In Niedersachsen sind nach Böhms Worten rund 300 Arten von Wildbienen heimisch. „Die Hälfte davon ist hochgefährdet“, sagt der Naturfreund. Die Wildbienen werden nach dem Winter schon bei viel niedrigeren Temperaturen als Honigbienen wieder munter. „Die Brut schlüpft im März“, berichtet Närmann. An sonnigen Tagen herrsche dann schon reger Flugbetrieb rund um Bienenhotels. „Wir brauchen diese Art von Unterkünften für Wildbienen“, betont Böhm. In der Natur besiedeln Wildbienen besonders gerne Totholz wie etwa Baumstümpfe. „Aber solche Baumstuken werden heute leider meist schnell beseitigt.“ Der Nabu wirbt deshalb dafür, Baumstümpfe zu erhalten, auch entlang von Straßen und Wegen im öffentlichen Raum. Um Verständnis zu wecken, hat der Ortsverband Schilder mit Informationen entworfen, die an solchen Baumstümpfen angebracht werden können.

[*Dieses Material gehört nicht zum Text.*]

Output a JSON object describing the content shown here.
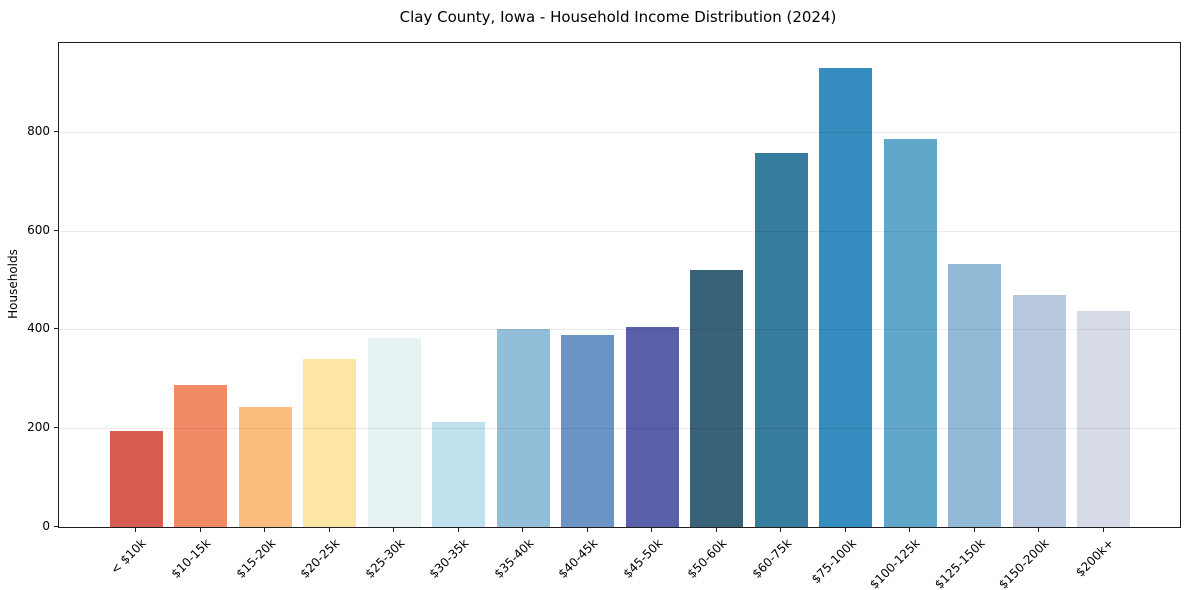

Der Nabu-Ortsverband wirbt auch bei Grundstücksbesitzern dafür, eigene Insektenhotels zu bauen und aufzustellen. Allerdings gibt es dabei einiges zu beachten, damit die Hotels dann auch angenommen werden. „Die Röhren müssen einen Durchmesser von zwei bis neun Millimeter haben und hinten geschlossen sein“, erläutert Böhm. Die Öffnungen dürften zudem nicht zerfranst sein, weil die Bienen rückwärts in die Stängel oder Bohrlöcher hineinkletterten. „Fertig gekaufte Insektenhotels sind meist nicht geeignet“, betont Böhm. Oft seien die Öffnungen zu groß oder hinten offen. Wer selbst bauen möchte, kann sich Baumaterial und Tipps beim Nabu holen. Kontaktdaten und weitere Informationen sind im Internet auf der Seite nabu-barsinghausen.de zu finden.

Nach den Worten von Elke Steinhoff will der Nabu weitere Insektenhotels unter anderem in dem Biotop nahe des Grundwasserwerks Eckerde, im neuen Stadtteilpark nördlich der Wilhelm-Busch-Straße und auf dem Areal des Waldkindergartens aufstellen. Auch ein jetzt vom Nabu genutzter ehemaliger Schrebergarten an der S-Bahn-Strecke am Rottkampweg soll bienenfreundlich gestaltet werden. Darüber hinaus wollen die Naturschützer das Angebot der Kirchengemeinde Hohenbostel nutzen und auch am Kirchturm Insektenunterkünfte sowie Vogelkästen für Mauersegler anzubringen. „Wir würden uns dazu über Spenden freuen“, sagt Steinhoff. Nur so könne der für die Montage am Kirchturm benötigte Hubsteiger finanziert werden.